A recent experience made me reconsider the convenience of bottled water — forever. I spent the day riding my bike through lush green forests in Northern California far away from the city. For over two hours I pedaled through dense thickets without seeing another person. About halfway through my adventure, I stumbled upon a tucked away pool filled by a 20-foot high waterfall. I yearned for my camera. I wanted to capture the contrasting emerald greens of the leaves, the sapphire water, the slick chocolate-colored rocks and the gloomy thunderheads overtaking the sky.
Not so disposable now, are you?
Yet, as the initial awe began to wear off, I noticed that this pristine wilderness glittered. It sparkled not because of rain or dew left over from the morning’s drizzle, but because of litter. Hundreds of plastic bottles lay half-hidden either in the mud, intertwined with the plants, or floating in the dreamlike pool!

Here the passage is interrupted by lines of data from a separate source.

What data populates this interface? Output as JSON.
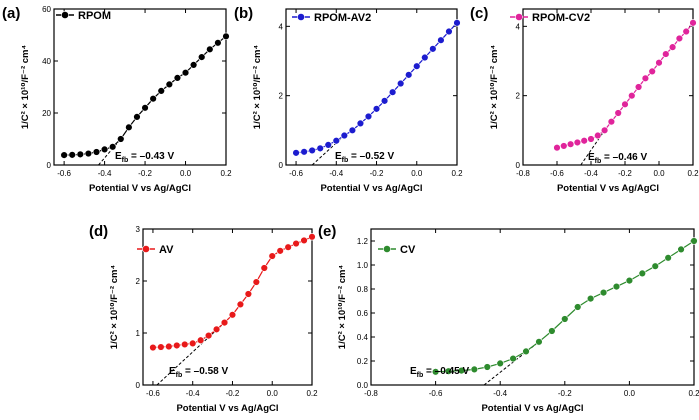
{
  "chart_data": [
    {
      "type": "line",
      "panel_label": "(a)",
      "series_name": "RPOM",
      "color": "#000000",
      "x": [
        -0.6,
        -0.56,
        -0.52,
        -0.48,
        -0.44,
        -0.4,
        -0.36,
        -0.32,
        -0.28,
        -0.24,
        -0.2,
        -0.16,
        -0.12,
        -0.08,
        -0.04,
        0.0,
        0.04,
        0.08,
        0.12,
        0.16,
        0.2
      ],
      "y": [
        3.8,
        3.9,
        4.1,
        4.4,
        5.0,
        6.0,
        7.0,
        10.0,
        14.5,
        18.5,
        22.0,
        25.5,
        28.5,
        31.0,
        33.5,
        35.5,
        38.5,
        41.5,
        44.5,
        47.0,
        49.5
      ],
      "xlim": [
        -0.65,
        0.2
      ],
      "ylim": [
        0,
        60
      ],
      "xticks": [
        -0.6,
        -0.4,
        -0.2,
        0.0,
        0.2
      ],
      "xtick_labels": [
        "-0.6",
        "-0.4",
        "-0.2",
        "0.0",
        "0.2"
      ],
      "yticks": [
        0,
        20,
        40,
        60
      ],
      "ytick_labels": [
        "0",
        "20",
        "40",
        "60"
      ],
      "tangent": [
        [
          -0.43,
          0
        ],
        [
          -0.32,
          10.0
        ]
      ],
      "xlabel": "Potential V vs Ag/AgCl",
      "ylabel_main": "1/C² × 10¹⁰/F⁻² cm⁴",
      "efb_label": "E",
      "efb_sub": "fb",
      "efb_text": " = –0.43 V"
    },
    {
      "type": "line",
      "panel_label": "(b)",
      "series_name": "RPOM-AV2",
      "color": "#1c1ccf",
      "x": [
        -0.6,
        -0.56,
        -0.52,
        -0.48,
        -0.44,
        -0.4,
        -0.36,
        -0.32,
        -0.28,
        -0.24,
        -0.2,
        -0.16,
        -0.12,
        -0.08,
        -0.04,
        0.0,
        0.04,
        0.08,
        0.12,
        0.16,
        0.2
      ],
      "y": [
        0.35,
        0.38,
        0.42,
        0.48,
        0.58,
        0.7,
        0.85,
        1.0,
        1.2,
        1.4,
        1.62,
        1.85,
        2.1,
        2.35,
        2.6,
        2.85,
        3.1,
        3.35,
        3.6,
        3.85,
        4.1
      ],
      "xlim": [
        -0.65,
        0.2
      ],
      "ylim": [
        0,
        4.5
      ],
      "xticks": [
        -0.6,
        -0.4,
        -0.2,
        0.0,
        0.2
      ],
      "xtick_labels": [
        "-0.6",
        "-0.4",
        "-0.2",
        "0.0",
        "0.2"
      ],
      "yticks": [
        0,
        2,
        4
      ],
      "ytick_labels": [
        "0",
        "2",
        "4"
      ],
      "tangent": [
        [
          -0.52,
          0
        ],
        [
          -0.36,
          0.85
        ]
      ],
      "xlabel": "Potential V vs Ag/AgCl",
      "ylabel_main": "1/C² × 10¹⁰/F⁻² cm⁴",
      "efb_label": "E",
      "efb_sub": "fb",
      "efb_text": " = –0.52 V"
    },
    {
      "type": "line",
      "panel_label": "(c)",
      "series_name": "RPOM-CV2",
      "color": "#e0249b",
      "x": [
        -0.6,
        -0.56,
        -0.52,
        -0.48,
        -0.44,
        -0.4,
        -0.36,
        -0.32,
        -0.28,
        -0.24,
        -0.2,
        -0.16,
        -0.12,
        -0.08,
        -0.04,
        0.0,
        0.04,
        0.08,
        0.12,
        0.16,
        0.2
      ],
      "y": [
        0.5,
        0.55,
        0.6,
        0.65,
        0.7,
        0.75,
        0.85,
        1.0,
        1.25,
        1.5,
        1.75,
        2.0,
        2.25,
        2.5,
        2.7,
        2.95,
        3.2,
        3.4,
        3.65,
        3.85,
        4.1
      ],
      "xlim": [
        -0.8,
        0.2
      ],
      "ylim": [
        0,
        4.5
      ],
      "xticks": [
        -0.8,
        -0.6,
        -0.4,
        -0.2,
        0.0,
        0.2
      ],
      "xtick_labels": [
        "-0.8",
        "-0.6",
        "-0.4",
        "-0.2",
        "0.0",
        "0.2"
      ],
      "yticks": [
        0,
        2,
        4
      ],
      "ytick_labels": [
        "0",
        "2",
        "4"
      ],
      "tangent": [
        [
          -0.46,
          0
        ],
        [
          -0.32,
          1.0
        ]
      ],
      "xlabel": "Potential V vs Ag/AgCl",
      "ylabel_main": "1/C² × 10¹⁰/F⁻² cm⁴",
      "efb_label": "E",
      "efb_sub": "fb",
      "efb_text": " = –0.46 V"
    },
    {
      "type": "line",
      "panel_label": "(d)",
      "series_name": "AV",
      "color": "#e8191a",
      "x": [
        -0.6,
        -0.56,
        -0.52,
        -0.48,
        -0.44,
        -0.4,
        -0.36,
        -0.32,
        -0.28,
        -0.24,
        -0.2,
        -0.16,
        -0.12,
        -0.08,
        -0.04,
        0.0,
        0.04,
        0.08,
        0.12,
        0.16,
        0.2
      ],
      "y": [
        0.72,
        0.73,
        0.74,
        0.76,
        0.78,
        0.8,
        0.86,
        0.95,
        1.07,
        1.2,
        1.35,
        1.55,
        1.75,
        1.98,
        2.25,
        2.48,
        2.58,
        2.65,
        2.72,
        2.78,
        2.85
      ],
      "xlim": [
        -0.65,
        0.2
      ],
      "ylim": [
        0,
        3
      ],
      "xticks": [
        -0.6,
        -0.4,
        -0.2,
        0.0,
        0.2
      ],
      "xtick_labels": [
        "-0.6",
        "-0.4",
        "-0.2",
        "0.0",
        "0.2"
      ],
      "yticks": [
        0,
        1,
        2,
        3
      ],
      "ytick_labels": [
        "0",
        "1",
        "2",
        "3"
      ],
      "tangent": [
        [
          -0.58,
          0
        ],
        [
          -0.24,
          1.2
        ]
      ],
      "xlabel": "Potential V vs Ag/AgCl",
      "ylabel_main": "1/C² × 10¹⁰/F⁻² cm⁴",
      "efb_label": "E",
      "efb_sub": "fb",
      "efb_text": " = –0.58 V"
    },
    {
      "type": "line",
      "panel_label": "(e)",
      "series_name": "CV",
      "color": "#2e8b2e",
      "x": [
        -0.6,
        -0.56,
        -0.52,
        -0.48,
        -0.44,
        -0.4,
        -0.36,
        -0.32,
        -0.28,
        -0.24,
        -0.2,
        -0.16,
        -0.12,
        -0.08,
        -0.04,
        0.0,
        0.04,
        0.08,
        0.12,
        0.16,
        0.2
      ],
      "y": [
        0.11,
        0.115,
        0.12,
        0.13,
        0.15,
        0.18,
        0.22,
        0.28,
        0.36,
        0.45,
        0.55,
        0.65,
        0.72,
        0.77,
        0.82,
        0.87,
        0.93,
        0.99,
        1.06,
        1.13,
        1.2
      ],
      "xlim": [
        -0.8,
        0.2
      ],
      "ylim": [
        0,
        1.3
      ],
      "xticks": [
        -0.8,
        -0.6,
        -0.4,
        -0.2,
        0.0,
        0.2
      ],
      "xtick_labels": [
        "-0.8",
        "-0.6",
        "-0.4",
        "-0.2",
        "0.0",
        "0.2"
      ],
      "yticks": [
        0,
        0.2,
        0.4,
        0.6,
        0.8,
        1.0,
        1.2
      ],
      "ytick_labels": [
        "0.0",
        "0.2",
        "0.4",
        "0.6",
        "0.8",
        "1.0",
        "1.2"
      ],
      "tangent": [
        [
          -0.45,
          0
        ],
        [
          -0.28,
          0.36
        ]
      ],
      "xlabel": "Potential V vs Ag/AgCl",
      "ylabel_main": "1/C² × 10¹⁰/F⁻² cm⁴",
      "efb_label": "E",
      "efb_sub": "fb",
      "efb_text": " = –0.45 V"
    }
  ]
}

As I started to pick up as many bottles as my arms could hold, I realized that almost all of this litter was one-time use water bottles. I still can’t get the image out of my head!
Plastic water bottles are a global problem
We in the U.S. use 1500 non-reusable water bottles per second. Less than 20% of plastic bottles are actually recycled, even though we have the infrastructure to recycle 100%. Sometimes it’s hard to find a water fountain or a recycling bin. However, I cannot understand how someone could walk or bike for over an hour to a truly breathtaking spot and leave such trash behind!
Maybe there is some hope
San Francisco has a proposal requiring new water fountains to include a special bottle-filling tap. Proponents believe that this is the first step in weaning people off of the habit of grabbing a new bottle of water every time they get thirsty.
This new tap aims to solve problems associated with traditional water fountains, like not being so friendly to reusable water bottles because of their low arc. Also, the fears of germs from the spout (which experts believe are unfounded) have deterred some from using them as well.
What do you think?
Before yesterday, I probably would have agreed with the critics who claim that such taps are not necessary and that such legislation will hinder the growth of local businesses. However, I now believe the status quo is not good enough. Even though my friends and I all are eco-geeks and love using our reusable bottles, and there’s so much attention being paid to water bottle pollution in the press these days, lots of people still choose not to.
Plastic bottles are trashing places miles away from development. So a bottle filler fountain that can signal to the mainstream that this is the new, acceptable way of doing things, seems like a great step in the right direction.
Do you use reusable water bottles? What do you think is the solution to this problem? Do you think the proposal in San Francisco should be approved?